Citation: Uchiyama, A., & Hartley, B. (Eds.). (2023). Border-Crossing Japanese Literature: Reading Multiplicity (1st ed.). Routledge. https://doi.org/10.4324/9781003143178
Abstract: Chapter Seven – Crossing Borders of Culture and Language: Historical Fiction Depicting Japanese Internment in Australia
‘World War II saw several Allied nations, including Australia, detain thousands of Japanese civilians in remote internment camps. In more recent years, fictional re-imaginings of Japanese internment have provided new explorations and alternative constructions of this underemphasised chapter in Australian history. Transcultural works such as Cory Taylor’s My Beautiful Enemy (2013), Inoue Hisashi’s Kiiroi Nezumi (1978) and Christine Piper’s After Darkness (2014) serve to critique ideas around a unified national and cultural identity in two ways. First, these novels depict characters who repeatedly cross borders between nations and cultures. Second, the works themselves traverse linguistic boundaries by playing with the borders that hegemonically define Japanese and English forms. Depicting the chaotic background of war, a time in which nationalism was rife and the concept of dual citizenship a legal impossibility, the three novels discussed here challenge what it means to be ‘Japanese’ or ‘Australian’. In this chapter, I show how deviations from monocultural ideas of selfhood are demonstrated by the ways in which selected characters self-identify, express racial hybridity or detach from their dominant or ‘mother’ culture. These ‘border-crossing devices’ create interstitial identities that reflect the realities of an increasingly globalised and transcultural world.’
Border-Crossing Japanese Literature: Reading Multiplicity
Edited By Akiko Uchiyama, Barbara Hartley
‘This collection focuses on metaphorical as well as temporal and physical border-crossing in writing from and about Japan.’This collection focuses on metaphorical as well as temporal and physical border-crossing in writing from and about Japan.
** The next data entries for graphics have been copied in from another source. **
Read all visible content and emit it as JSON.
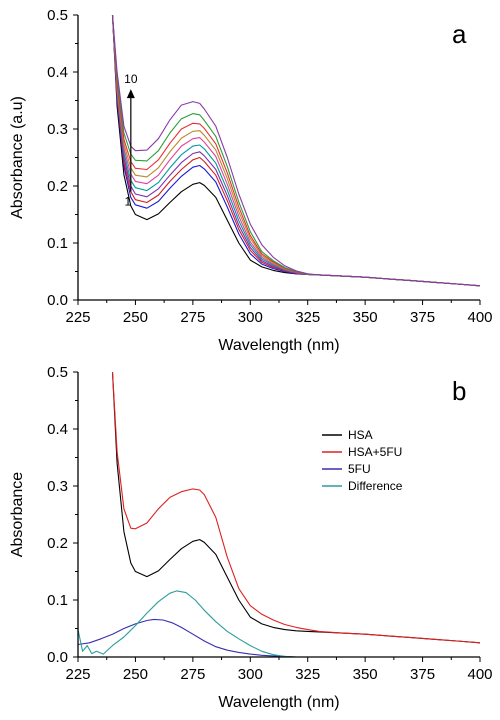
{
  "chart_data": [
    {
      "type": "line",
      "panel_label": "a",
      "xlabel": "Wavelength (nm)",
      "ylabel": "Absorbance (a.u)",
      "xlim": [
        225,
        400
      ],
      "ylim": [
        0,
        0.5
      ],
      "xticks": [
        225,
        250,
        275,
        300,
        325,
        350,
        375,
        400
      ],
      "yticks": [
        0.0,
        0.1,
        0.2,
        0.3,
        0.4,
        0.5
      ],
      "ytick_labels": [
        "0.0",
        "0.1",
        "0.2",
        "0.3",
        "0.4",
        "0.5"
      ],
      "grid": false,
      "annotation": {
        "top_label": "10",
        "bottom_label": "1",
        "x": 248,
        "y_start": 0.19,
        "y_end": 0.37
      },
      "x": [
        240,
        242,
        245,
        248,
        250,
        255,
        260,
        265,
        270,
        275,
        278,
        280,
        285,
        290,
        295,
        300,
        305,
        310,
        315,
        320,
        325,
        330,
        340,
        350,
        360,
        370,
        380,
        390,
        400
      ],
      "series": [
        {
          "color": "#000000",
          "values": [
            0.5,
            0.34,
            0.22,
            0.165,
            0.15,
            0.141,
            0.151,
            0.171,
            0.19,
            0.203,
            0.206,
            0.201,
            0.18,
            0.14,
            0.1,
            0.07,
            0.058,
            0.052,
            0.048,
            0.046,
            0.045,
            0.044,
            0.042,
            0.04,
            0.037,
            0.034,
            0.031,
            0.028,
            0.025
          ]
        },
        {
          "color": "#1a1ad6",
          "values": [
            0.5,
            0.35,
            0.235,
            0.18,
            0.167,
            0.161,
            0.173,
            0.196,
            0.217,
            0.233,
            0.236,
            0.23,
            0.207,
            0.163,
            0.116,
            0.081,
            0.063,
            0.055,
            0.05,
            0.046,
            0.045,
            0.044,
            0.042,
            0.04,
            0.037,
            0.034,
            0.031,
            0.028,
            0.025
          ]
        },
        {
          "color": "#d02020",
          "values": [
            0.5,
            0.355,
            0.242,
            0.19,
            0.176,
            0.171,
            0.184,
            0.208,
            0.229,
            0.246,
            0.25,
            0.243,
            0.219,
            0.174,
            0.124,
            0.087,
            0.066,
            0.057,
            0.051,
            0.047,
            0.045,
            0.044,
            0.042,
            0.04,
            0.037,
            0.034,
            0.031,
            0.028,
            0.025
          ]
        },
        {
          "color": "#7b2fb0",
          "values": [
            0.5,
            0.36,
            0.25,
            0.2,
            0.186,
            0.181,
            0.195,
            0.219,
            0.241,
            0.257,
            0.26,
            0.253,
            0.229,
            0.183,
            0.131,
            0.092,
            0.069,
            0.059,
            0.052,
            0.047,
            0.045,
            0.044,
            0.042,
            0.04,
            0.037,
            0.034,
            0.031,
            0.028,
            0.025
          ]
        },
        {
          "color": "#009999",
          "values": [
            0.5,
            0.365,
            0.258,
            0.21,
            0.197,
            0.192,
            0.206,
            0.232,
            0.255,
            0.27,
            0.272,
            0.265,
            0.24,
            0.193,
            0.139,
            0.097,
            0.072,
            0.061,
            0.053,
            0.048,
            0.045,
            0.044,
            0.042,
            0.04,
            0.037,
            0.034,
            0.031,
            0.028,
            0.025
          ]
        },
        {
          "color": "#e040a0",
          "values": [
            0.5,
            0.37,
            0.266,
            0.221,
            0.208,
            0.204,
            0.219,
            0.246,
            0.27,
            0.283,
            0.285,
            0.277,
            0.252,
            0.203,
            0.147,
            0.102,
            0.075,
            0.063,
            0.054,
            0.048,
            0.045,
            0.044,
            0.042,
            0.04,
            0.037,
            0.034,
            0.031,
            0.028,
            0.025
          ]
        },
        {
          "color": "#b88a2c",
          "values": [
            0.5,
            0.375,
            0.274,
            0.232,
            0.219,
            0.216,
            0.232,
            0.26,
            0.284,
            0.296,
            0.297,
            0.289,
            0.263,
            0.213,
            0.155,
            0.108,
            0.078,
            0.065,
            0.055,
            0.049,
            0.045,
            0.044,
            0.042,
            0.04,
            0.037,
            0.034,
            0.031,
            0.028,
            0.025
          ]
        },
        {
          "color": "#e83030",
          "values": [
            0.5,
            0.38,
            0.282,
            0.243,
            0.231,
            0.229,
            0.246,
            0.275,
            0.3,
            0.31,
            0.309,
            0.301,
            0.274,
            0.223,
            0.163,
            0.113,
            0.081,
            0.067,
            0.056,
            0.049,
            0.045,
            0.044,
            0.042,
            0.04,
            0.037,
            0.034,
            0.031,
            0.028,
            0.025
          ]
        },
        {
          "color": "#2a9e3a",
          "values": [
            0.5,
            0.39,
            0.293,
            0.256,
            0.245,
            0.244,
            0.262,
            0.293,
            0.318,
            0.327,
            0.325,
            0.315,
            0.287,
            0.234,
            0.172,
            0.12,
            0.085,
            0.069,
            0.057,
            0.05,
            0.045,
            0.044,
            0.042,
            0.04,
            0.037,
            0.034,
            0.031,
            0.028,
            0.025
          ]
        },
        {
          "color": "#8a3aa8",
          "values": [
            0.5,
            0.4,
            0.305,
            0.27,
            0.262,
            0.263,
            0.283,
            0.316,
            0.342,
            0.348,
            0.345,
            0.335,
            0.305,
            0.25,
            0.186,
            0.133,
            0.097,
            0.075,
            0.06,
            0.051,
            0.046,
            0.044,
            0.042,
            0.04,
            0.037,
            0.034,
            0.031,
            0.028,
            0.025
          ]
        }
      ]
    },
    {
      "type": "line",
      "panel_label": "b",
      "xlabel": "Wavelength (nm)",
      "ylabel": "Absorbance",
      "xlim": [
        225,
        400
      ],
      "ylim": [
        0,
        0.5
      ],
      "xticks": [
        225,
        250,
        275,
        300,
        325,
        350,
        375,
        400
      ],
      "yticks": [
        0.0,
        0.1,
        0.2,
        0.3,
        0.4,
        0.5
      ],
      "ytick_labels": [
        "0.0",
        "0.1",
        "0.2",
        "0.3",
        "0.4",
        "0.5"
      ],
      "grid": false,
      "legend_position": "right",
      "series": [
        {
          "name": "HSA",
          "color": "#000000",
          "x": [
            240,
            242,
            245,
            248,
            250,
            255,
            260,
            265,
            270,
            275,
            278,
            280,
            285,
            290,
            295,
            300,
            305,
            310,
            315,
            320,
            325,
            330,
            340,
            350,
            360,
            370,
            380,
            390,
            400
          ],
          "values": [
            0.5,
            0.34,
            0.22,
            0.165,
            0.15,
            0.141,
            0.151,
            0.171,
            0.19,
            0.203,
            0.206,
            0.201,
            0.18,
            0.14,
            0.1,
            0.07,
            0.058,
            0.052,
            0.048,
            0.046,
            0.045,
            0.044,
            0.042,
            0.04,
            0.037,
            0.034,
            0.031,
            0.028,
            0.025
          ]
        },
        {
          "name": "HSA+5FU",
          "color": "#e02020",
          "x": [
            240,
            242,
            245,
            248,
            250,
            255,
            260,
            265,
            270,
            275,
            278,
            280,
            285,
            290,
            295,
            300,
            305,
            310,
            315,
            320,
            325,
            330,
            340,
            350,
            360,
            370,
            380,
            390,
            400
          ],
          "values": [
            0.5,
            0.36,
            0.26,
            0.226,
            0.225,
            0.235,
            0.26,
            0.28,
            0.29,
            0.295,
            0.293,
            0.285,
            0.245,
            0.175,
            0.12,
            0.09,
            0.075,
            0.065,
            0.057,
            0.052,
            0.048,
            0.045,
            0.042,
            0.04,
            0.037,
            0.034,
            0.031,
            0.028,
            0.025
          ]
        },
        {
          "name": "5FU",
          "color": "#3a2fb0",
          "x": [
            225,
            230,
            235,
            240,
            245,
            250,
            255,
            258,
            262,
            266,
            270,
            275,
            280,
            285,
            290,
            295,
            300,
            305,
            310,
            315,
            320,
            330,
            350,
            375,
            400
          ],
          "values": [
            0.022,
            0.025,
            0.032,
            0.04,
            0.05,
            0.058,
            0.064,
            0.066,
            0.065,
            0.06,
            0.052,
            0.04,
            0.028,
            0.018,
            0.012,
            0.008,
            0.005,
            0.003,
            0.002,
            0.001,
            0.0,
            0.0,
            0.0,
            0.0,
            0.0
          ]
        },
        {
          "name": "Difference",
          "color": "#2a9e9e",
          "x": [
            225,
            227,
            229,
            231,
            233,
            236,
            240,
            245,
            250,
            255,
            260,
            265,
            268,
            272,
            276,
            280,
            285,
            290,
            295,
            300,
            305,
            310,
            315,
            320,
            330,
            350,
            375,
            400
          ],
          "values": [
            0.048,
            0.01,
            0.02,
            0.006,
            0.01,
            0.005,
            0.02,
            0.035,
            0.055,
            0.077,
            0.097,
            0.112,
            0.116,
            0.113,
            0.1,
            0.082,
            0.062,
            0.045,
            0.032,
            0.02,
            0.01,
            0.004,
            0.001,
            0.0,
            0.0,
            0.0,
            0.0,
            0.0
          ]
        }
      ]
    }
  ]
}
With a strong consciousness of gender and socio-historic contexts, contributors to the book adopt an intercultural and interdisciplinary approach to examine the writing of authors whose works break free from the confines of hegemonic Japanese literary endeavour. By demonstrating how the texts analysed step outside the space of ‘Japan’, they accordingly foreground the volatility of textual expression related to that space. The authors discussed include Takahashi Mutsuo and Nagai Kafū, both of whom take literary inspiration from geographical sites outside Japan. Several chapters examine the work of exemplary border-crossing poet, novelist and essayist, Itō Hiromi. There are discussions of the work of Tawada Yōko whose ability to publish in German and Japanese marks her also as a representative writer of border-crossing texts. Two chapters address works by Murakami Haruki who, although clearly affiliating with western cultural form, is rarely discussed in specific border-crossing terms. The chapter on Ainu narratives invokes topics such as translation, indigeneity and myth, while an analysis of Japanese prisoner-of-war narratives notes the language and border-crossing nexus.’
A vital collection for scholars and students of Japanese literature.